Judd Hirsch, who plays a rival artist to Harold, was on hand at Lincoln for a stellar after party hosted by Netflix. His could have been a stock character, but as the movie unfolds, the curmudgeonly animus between Harold and L.J. Shapiro reveals a genuine friendship. Also present at Lincoln were Ben Stiller with his daughter Emma, and Adam Sandler with his brother. Baumbach said that he knew these brothers would have a physical fight and he worked his script back from that moment.

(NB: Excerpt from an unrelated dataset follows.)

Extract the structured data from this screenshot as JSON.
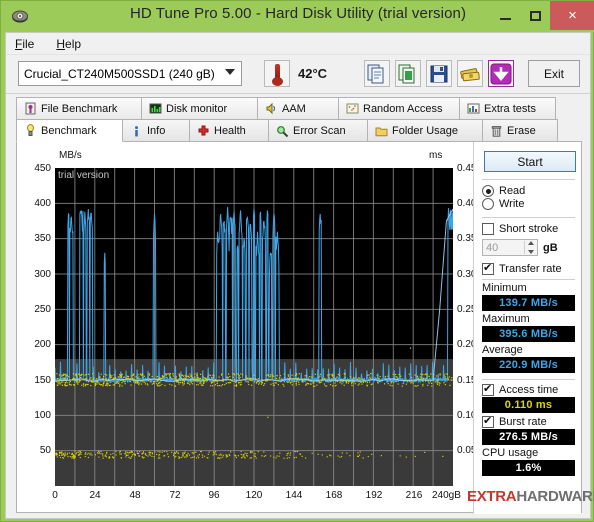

As the movie is so rich in family, interest in parenting and families spilled into real life. Sandler’s Danny grows in confidence through the film, but his parenting of Eliza, a standout Grace Van Patten, is never in doubt. Dustin Hoffman, who has successfully directed films, said he had a sensibility in common with Baumbach, both filmmakers insisting on many takes. Hoffman said he felt he was in the hands of an artist: “It’s hard being alive, and any work that can capture that, we should salute it.”